As an initial matter, I note that RWT is not necessarily relieved of vicarious liability for malicious prosecution solely because it is an intentional tort. There are numerous decisions finding employers vicariously liable for the intentional torts of their employees. See, e.g., Patterson, 172 S.W.3d at 363 (holding that a car dealership could be held vicariously liable for the intentional tort of its employee, who shot out the tires of the plaintiff’s truck during a repossession attempt); Frederick v. Collins, 378 S.W.2d 617 (Ky.1964) (holding a store vicariously liable for wrongful death when its employee shot and killed a customer); Dennert v. Dee, 308 Ky. 687, 215 S.W.2d 575 (1948) (holding the proprietors of a saloon vicariously liable for a bouncer’s assault and battery of a patron); Fournier v. Churchill Downs-Latonia, 292 Ky. 215, 166 S.W.2d 38 (1942) (holding a racetrack vicariously hable when its security guard assaulted the plaintiff with a club); J.J. Newberry Co. v. Judd, 259 Ky. 309, 82 S.W.2d 359 (1935) (holding a store vicariously hable when its assistant manager falsely imprisoned the plaintiff). These cases correctly concluded that an employee’s intentional tort can be within the scope of his employment. This occurs when the intentional conduct is closely related to the employment. Booker, 350 F.3d at 518.
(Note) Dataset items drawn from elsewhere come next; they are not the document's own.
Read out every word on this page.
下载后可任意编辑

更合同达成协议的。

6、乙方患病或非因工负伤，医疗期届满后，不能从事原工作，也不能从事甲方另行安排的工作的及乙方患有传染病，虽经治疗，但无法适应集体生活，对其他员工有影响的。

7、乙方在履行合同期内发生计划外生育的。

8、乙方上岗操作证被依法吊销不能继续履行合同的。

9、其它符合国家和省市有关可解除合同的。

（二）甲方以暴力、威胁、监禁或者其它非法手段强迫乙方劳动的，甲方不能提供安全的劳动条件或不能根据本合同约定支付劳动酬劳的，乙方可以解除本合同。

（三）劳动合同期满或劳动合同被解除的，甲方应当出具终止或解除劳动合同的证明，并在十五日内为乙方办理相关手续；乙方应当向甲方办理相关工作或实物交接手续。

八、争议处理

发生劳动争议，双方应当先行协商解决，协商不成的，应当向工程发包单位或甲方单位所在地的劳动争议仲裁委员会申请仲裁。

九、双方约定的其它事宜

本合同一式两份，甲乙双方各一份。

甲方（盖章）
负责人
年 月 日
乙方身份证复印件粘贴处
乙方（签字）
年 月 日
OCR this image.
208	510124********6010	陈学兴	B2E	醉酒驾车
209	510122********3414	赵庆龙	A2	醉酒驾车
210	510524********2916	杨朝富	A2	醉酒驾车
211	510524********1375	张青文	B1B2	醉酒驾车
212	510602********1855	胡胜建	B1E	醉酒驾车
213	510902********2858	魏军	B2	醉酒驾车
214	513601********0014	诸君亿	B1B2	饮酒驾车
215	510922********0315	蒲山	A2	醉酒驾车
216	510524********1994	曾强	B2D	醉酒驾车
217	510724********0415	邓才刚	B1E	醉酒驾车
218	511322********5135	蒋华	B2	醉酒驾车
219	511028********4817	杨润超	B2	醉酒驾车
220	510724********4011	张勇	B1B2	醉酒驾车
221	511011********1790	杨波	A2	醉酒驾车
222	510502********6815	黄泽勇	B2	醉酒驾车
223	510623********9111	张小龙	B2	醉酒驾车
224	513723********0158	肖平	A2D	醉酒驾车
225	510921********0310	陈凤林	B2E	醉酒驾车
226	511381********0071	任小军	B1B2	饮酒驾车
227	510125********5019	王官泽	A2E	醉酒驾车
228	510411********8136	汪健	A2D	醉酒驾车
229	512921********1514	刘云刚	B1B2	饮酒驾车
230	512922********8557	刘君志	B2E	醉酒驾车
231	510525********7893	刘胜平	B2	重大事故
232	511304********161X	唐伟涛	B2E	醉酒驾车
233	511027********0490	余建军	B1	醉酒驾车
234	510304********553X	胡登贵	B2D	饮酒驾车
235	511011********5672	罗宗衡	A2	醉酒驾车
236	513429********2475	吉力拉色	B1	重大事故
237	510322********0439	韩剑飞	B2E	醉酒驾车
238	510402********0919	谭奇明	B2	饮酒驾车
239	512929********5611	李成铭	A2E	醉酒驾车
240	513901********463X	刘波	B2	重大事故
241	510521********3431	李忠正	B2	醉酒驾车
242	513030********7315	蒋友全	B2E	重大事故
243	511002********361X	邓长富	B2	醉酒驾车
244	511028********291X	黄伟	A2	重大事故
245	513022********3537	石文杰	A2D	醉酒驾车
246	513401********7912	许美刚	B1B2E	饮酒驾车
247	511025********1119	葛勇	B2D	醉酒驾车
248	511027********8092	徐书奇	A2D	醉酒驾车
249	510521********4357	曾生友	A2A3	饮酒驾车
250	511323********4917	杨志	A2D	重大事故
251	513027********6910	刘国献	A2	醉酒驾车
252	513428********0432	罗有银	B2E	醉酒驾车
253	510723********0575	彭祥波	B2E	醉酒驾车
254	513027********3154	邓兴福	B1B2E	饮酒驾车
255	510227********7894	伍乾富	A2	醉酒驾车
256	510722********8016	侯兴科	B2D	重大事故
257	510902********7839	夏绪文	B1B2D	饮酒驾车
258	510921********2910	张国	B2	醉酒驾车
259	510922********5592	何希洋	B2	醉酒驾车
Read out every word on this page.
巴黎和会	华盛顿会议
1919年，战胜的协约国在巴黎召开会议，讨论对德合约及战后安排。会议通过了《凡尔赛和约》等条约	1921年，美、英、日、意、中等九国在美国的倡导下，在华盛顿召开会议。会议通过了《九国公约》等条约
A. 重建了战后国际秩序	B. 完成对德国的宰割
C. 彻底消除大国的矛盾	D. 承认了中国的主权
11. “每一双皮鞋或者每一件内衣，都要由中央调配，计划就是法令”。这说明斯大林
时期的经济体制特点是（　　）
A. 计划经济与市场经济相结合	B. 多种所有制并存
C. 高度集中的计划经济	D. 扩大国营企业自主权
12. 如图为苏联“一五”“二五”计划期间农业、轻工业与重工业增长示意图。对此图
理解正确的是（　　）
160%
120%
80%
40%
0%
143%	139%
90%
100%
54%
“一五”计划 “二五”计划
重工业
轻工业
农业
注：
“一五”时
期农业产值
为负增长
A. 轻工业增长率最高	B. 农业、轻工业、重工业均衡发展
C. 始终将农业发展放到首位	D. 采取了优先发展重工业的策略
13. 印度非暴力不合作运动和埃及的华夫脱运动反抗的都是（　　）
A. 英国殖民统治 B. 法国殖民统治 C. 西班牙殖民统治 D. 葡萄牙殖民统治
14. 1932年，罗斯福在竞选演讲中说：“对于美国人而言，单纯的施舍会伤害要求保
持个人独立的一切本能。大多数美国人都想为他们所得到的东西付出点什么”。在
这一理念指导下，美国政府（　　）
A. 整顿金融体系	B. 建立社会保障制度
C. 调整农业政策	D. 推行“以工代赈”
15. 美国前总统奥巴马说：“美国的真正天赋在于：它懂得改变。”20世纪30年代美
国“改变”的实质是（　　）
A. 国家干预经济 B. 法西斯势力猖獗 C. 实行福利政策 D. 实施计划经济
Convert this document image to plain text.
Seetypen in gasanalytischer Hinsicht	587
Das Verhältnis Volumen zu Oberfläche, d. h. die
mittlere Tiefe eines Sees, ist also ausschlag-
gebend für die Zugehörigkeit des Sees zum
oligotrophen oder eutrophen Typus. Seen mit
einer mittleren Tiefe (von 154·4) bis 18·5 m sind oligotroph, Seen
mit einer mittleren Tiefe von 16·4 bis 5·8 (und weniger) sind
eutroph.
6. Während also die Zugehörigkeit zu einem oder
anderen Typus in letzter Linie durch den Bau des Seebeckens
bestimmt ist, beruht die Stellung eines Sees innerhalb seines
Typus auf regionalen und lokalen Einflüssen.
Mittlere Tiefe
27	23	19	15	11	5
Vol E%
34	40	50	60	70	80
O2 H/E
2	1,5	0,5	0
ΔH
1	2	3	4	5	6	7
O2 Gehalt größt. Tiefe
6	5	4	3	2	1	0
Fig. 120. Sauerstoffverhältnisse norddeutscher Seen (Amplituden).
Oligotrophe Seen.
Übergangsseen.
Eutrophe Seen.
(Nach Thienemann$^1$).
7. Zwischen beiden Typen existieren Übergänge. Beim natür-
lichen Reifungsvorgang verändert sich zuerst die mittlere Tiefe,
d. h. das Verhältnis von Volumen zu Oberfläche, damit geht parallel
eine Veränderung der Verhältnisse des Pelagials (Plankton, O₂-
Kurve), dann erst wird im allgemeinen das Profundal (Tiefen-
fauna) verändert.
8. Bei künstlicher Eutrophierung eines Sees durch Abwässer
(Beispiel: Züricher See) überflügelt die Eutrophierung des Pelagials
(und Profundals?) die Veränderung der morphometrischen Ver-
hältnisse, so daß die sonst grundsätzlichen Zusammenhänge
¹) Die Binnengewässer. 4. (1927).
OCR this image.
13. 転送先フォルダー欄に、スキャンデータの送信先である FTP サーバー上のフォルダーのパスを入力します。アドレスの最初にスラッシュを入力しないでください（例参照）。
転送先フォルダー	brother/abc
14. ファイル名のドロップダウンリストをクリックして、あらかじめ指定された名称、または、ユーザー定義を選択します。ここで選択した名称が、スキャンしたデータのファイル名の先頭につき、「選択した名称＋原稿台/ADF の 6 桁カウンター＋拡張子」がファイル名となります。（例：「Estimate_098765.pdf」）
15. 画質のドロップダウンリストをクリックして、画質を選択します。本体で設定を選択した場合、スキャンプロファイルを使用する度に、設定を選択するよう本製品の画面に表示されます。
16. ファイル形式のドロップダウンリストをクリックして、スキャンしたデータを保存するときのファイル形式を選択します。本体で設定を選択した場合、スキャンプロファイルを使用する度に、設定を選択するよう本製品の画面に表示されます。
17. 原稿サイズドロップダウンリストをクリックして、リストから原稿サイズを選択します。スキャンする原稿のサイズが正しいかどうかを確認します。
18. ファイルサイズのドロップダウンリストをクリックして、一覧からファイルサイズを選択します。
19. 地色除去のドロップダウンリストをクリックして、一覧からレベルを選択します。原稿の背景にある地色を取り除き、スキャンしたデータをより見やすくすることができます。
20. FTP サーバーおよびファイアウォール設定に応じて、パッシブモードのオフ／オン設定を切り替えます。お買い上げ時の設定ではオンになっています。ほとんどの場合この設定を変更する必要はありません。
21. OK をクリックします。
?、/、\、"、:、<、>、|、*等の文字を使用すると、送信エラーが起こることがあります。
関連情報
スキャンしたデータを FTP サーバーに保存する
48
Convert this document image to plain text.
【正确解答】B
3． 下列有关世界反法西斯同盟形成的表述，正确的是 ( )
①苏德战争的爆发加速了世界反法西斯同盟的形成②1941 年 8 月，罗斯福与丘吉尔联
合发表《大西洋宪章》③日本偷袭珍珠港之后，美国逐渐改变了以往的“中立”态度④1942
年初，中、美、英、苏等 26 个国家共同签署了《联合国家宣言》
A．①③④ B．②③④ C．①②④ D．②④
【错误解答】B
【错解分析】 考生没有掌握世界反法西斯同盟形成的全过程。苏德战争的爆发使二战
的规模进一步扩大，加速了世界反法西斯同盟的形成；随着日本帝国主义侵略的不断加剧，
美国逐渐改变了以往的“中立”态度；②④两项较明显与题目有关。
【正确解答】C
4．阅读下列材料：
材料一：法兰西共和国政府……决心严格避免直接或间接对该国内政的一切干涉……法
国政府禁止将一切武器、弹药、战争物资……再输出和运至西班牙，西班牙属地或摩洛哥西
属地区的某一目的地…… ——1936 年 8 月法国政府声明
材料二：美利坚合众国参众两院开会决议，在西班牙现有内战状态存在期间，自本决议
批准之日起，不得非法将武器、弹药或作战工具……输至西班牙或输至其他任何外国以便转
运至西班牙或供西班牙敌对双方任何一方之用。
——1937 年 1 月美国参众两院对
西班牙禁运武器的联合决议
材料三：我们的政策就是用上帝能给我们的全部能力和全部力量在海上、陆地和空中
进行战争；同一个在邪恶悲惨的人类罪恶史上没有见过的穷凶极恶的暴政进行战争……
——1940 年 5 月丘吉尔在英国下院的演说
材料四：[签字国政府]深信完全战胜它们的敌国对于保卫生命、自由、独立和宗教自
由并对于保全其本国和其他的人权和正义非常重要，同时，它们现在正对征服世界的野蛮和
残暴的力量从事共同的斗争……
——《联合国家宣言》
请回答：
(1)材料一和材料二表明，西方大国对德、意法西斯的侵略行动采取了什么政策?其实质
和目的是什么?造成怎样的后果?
In this matter, there is evidence that Burke was acting within the scope of his employment at the time the unlawful imprisonment charge, which was based on events that allegedly occurred on the job, was filed. After stating that he had been held captive against his will at McCoy’s office, Burke told his coworkers that he did not want to call the police, nor press charges. Despite this, Burke’s supervisors recommended that the police be called and actually made the call. RWT management even provided a written statement to the police. It was primarily those managers, not Burke, who wanted the charge brought against McCoy. Burke only did so at the advice and direction of RWT, his employer. These facts, which tend to show that RWT was not just a mere bystander to the tort, are sufficient to preclude summary judgment. See Paintsville Hosp. Co. v. Rose, 683 S.W.2d 255, 256 (Ky.1985) (“[Summary judgment] is only proper where the movant shows that the adverse party could not prevail under any circumstances.”).
While I believe without a doubt that the scope of employment issue should be for the jury to decide, I do not mean to suggest that McCoy will necessarily prevail against RWT on his malicious prosecution claim. I do, however, believe that the present case should proceed on the merits, regardless of the anticipated outcome, because RWT entangled itself in the controversy between Burke and McCoy by making its reporting an employment-related matter. I therefore dissent.